Так Штернберг мог говорить долго, а Хайнцу нравилось его слушать: нравилось знакомое по прежним временам чувство, будто он присутствует при создании чего-то грандиозного, нравилось следить за ходом сложных размышлений. Взгляд Штернберга, теперь обычно тусклый, мертвенно-безразличный, загорался только на время этих монологов, а в безучастном голосе, будто эхо прошлого, звучали торжествующие ноты; и не важно было, что Хайнц стал единственным его слушателем и собеседником. Похоже, Штернберг был рад его компании.

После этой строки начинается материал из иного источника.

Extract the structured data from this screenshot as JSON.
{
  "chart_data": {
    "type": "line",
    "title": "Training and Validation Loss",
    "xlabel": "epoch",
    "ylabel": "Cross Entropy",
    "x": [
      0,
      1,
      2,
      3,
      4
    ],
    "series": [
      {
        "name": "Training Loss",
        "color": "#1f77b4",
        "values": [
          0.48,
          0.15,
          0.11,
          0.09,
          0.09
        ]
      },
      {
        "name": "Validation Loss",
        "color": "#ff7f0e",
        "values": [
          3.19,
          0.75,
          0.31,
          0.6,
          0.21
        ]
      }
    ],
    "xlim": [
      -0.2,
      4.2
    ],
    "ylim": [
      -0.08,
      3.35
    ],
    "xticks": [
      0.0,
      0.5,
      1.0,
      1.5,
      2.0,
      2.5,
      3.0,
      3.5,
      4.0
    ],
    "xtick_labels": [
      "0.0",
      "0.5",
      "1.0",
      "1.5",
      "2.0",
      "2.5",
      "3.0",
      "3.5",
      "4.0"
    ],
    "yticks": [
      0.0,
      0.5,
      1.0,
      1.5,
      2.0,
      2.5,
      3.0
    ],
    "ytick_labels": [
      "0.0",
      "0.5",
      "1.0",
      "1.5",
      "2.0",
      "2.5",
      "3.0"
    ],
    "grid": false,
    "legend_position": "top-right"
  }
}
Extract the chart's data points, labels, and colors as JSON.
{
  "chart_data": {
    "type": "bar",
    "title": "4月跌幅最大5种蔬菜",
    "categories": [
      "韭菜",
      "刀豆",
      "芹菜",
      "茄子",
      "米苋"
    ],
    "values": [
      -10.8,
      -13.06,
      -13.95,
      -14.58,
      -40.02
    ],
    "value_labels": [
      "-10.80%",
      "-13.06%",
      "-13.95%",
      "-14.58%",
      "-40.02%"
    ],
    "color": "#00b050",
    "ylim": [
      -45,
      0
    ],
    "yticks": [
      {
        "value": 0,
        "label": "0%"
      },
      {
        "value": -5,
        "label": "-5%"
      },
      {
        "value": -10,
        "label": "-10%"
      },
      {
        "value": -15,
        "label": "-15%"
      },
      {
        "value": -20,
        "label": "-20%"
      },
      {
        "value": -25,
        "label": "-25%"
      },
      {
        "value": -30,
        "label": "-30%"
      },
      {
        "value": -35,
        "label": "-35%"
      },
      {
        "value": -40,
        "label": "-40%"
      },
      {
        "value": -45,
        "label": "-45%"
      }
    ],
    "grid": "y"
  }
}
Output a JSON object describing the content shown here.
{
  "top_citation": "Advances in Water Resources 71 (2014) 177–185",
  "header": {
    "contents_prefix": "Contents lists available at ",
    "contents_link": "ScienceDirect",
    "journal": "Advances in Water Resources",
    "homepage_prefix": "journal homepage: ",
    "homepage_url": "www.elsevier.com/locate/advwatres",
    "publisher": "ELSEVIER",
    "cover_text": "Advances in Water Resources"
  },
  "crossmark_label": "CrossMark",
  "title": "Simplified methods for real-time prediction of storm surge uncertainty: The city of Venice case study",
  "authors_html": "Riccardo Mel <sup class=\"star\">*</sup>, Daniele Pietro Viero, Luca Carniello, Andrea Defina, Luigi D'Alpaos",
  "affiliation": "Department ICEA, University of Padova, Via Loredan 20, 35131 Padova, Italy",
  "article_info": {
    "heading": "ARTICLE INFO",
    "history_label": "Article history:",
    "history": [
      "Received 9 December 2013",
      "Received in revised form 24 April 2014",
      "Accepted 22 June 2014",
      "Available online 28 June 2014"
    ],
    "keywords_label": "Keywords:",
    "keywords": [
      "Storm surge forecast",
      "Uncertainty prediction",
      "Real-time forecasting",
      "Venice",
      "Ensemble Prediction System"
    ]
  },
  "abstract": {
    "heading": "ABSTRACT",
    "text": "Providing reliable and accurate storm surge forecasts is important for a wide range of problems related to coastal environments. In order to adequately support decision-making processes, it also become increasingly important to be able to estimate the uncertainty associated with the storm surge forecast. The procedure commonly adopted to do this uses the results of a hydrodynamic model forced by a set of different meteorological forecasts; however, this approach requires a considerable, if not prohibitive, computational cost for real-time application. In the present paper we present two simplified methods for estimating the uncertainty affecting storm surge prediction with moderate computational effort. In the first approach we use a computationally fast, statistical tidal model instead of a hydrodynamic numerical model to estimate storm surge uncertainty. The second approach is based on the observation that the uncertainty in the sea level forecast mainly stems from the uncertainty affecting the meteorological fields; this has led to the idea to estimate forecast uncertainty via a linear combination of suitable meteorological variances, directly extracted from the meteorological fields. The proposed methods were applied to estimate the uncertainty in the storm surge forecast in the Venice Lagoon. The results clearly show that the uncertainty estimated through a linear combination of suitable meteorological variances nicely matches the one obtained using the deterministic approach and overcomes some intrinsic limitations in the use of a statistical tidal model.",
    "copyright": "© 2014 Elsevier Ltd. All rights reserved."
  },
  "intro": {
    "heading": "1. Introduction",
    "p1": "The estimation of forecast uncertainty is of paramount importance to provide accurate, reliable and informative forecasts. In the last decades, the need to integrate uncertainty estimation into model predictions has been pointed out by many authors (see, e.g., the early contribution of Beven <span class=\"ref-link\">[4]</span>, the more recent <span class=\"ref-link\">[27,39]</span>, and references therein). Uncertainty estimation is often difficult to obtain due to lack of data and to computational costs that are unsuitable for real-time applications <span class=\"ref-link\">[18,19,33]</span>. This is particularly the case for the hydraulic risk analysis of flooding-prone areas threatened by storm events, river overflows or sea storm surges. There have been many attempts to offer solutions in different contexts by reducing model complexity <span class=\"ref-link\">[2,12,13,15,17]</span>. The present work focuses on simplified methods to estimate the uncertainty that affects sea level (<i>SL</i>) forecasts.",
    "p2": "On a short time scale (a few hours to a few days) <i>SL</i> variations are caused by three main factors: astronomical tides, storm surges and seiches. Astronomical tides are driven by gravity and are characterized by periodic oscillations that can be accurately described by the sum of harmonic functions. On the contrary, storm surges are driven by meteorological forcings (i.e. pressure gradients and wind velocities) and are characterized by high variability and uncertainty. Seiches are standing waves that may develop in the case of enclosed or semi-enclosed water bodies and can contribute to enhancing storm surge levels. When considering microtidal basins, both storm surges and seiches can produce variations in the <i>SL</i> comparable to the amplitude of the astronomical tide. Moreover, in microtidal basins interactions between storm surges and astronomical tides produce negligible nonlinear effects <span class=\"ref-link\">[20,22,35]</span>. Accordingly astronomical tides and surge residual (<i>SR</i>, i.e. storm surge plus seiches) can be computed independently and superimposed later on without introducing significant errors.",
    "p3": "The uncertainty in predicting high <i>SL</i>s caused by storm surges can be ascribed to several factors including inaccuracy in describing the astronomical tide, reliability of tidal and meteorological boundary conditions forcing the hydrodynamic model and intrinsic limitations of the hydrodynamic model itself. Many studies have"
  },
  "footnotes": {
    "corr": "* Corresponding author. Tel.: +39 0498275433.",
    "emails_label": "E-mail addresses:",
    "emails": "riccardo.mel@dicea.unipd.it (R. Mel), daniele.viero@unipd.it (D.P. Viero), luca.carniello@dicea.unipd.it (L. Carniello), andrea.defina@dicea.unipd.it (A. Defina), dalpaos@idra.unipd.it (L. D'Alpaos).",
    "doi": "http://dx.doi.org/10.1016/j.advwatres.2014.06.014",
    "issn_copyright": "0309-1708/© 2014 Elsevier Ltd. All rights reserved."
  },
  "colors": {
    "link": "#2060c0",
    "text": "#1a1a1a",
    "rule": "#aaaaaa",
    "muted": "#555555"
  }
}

С обеда до поздней ночи Штернберг сидел в своём кабинете, из квартиры отлучался редко и ненадолго, а замок вовсе не покидал. В самые первые дни был мрачен и молчалив, много читал, потерянно бродил по комнате и, помимо морфия, налегал на выпивку, – похоже, работа у него шла неважно. Позже, напротив, стал прямо-таки лихорадочно разговорчив: дело явно пошло на лад, и бурные высказывания, очевидно, подгоняли ход его изобретательской мысли. Теперь Штернберг не только листал книги и что-то записывал, но и рисовал какие-то схемы, чаще всего спиральные лабиринты. Сначала среди книг на его столе преобладали труды по геометрии и почему-то мифологии. Затем они уступили место книгам по медицине и биологии, взятым из большой библиотеки замка (Хайнц помогал командиру переносить стопки тяжёлых томов) – там было всё, от атласов по анатомии, цитологии и эмбриологии до рисунков раковин моллюсков и строения каких-то тропических растений.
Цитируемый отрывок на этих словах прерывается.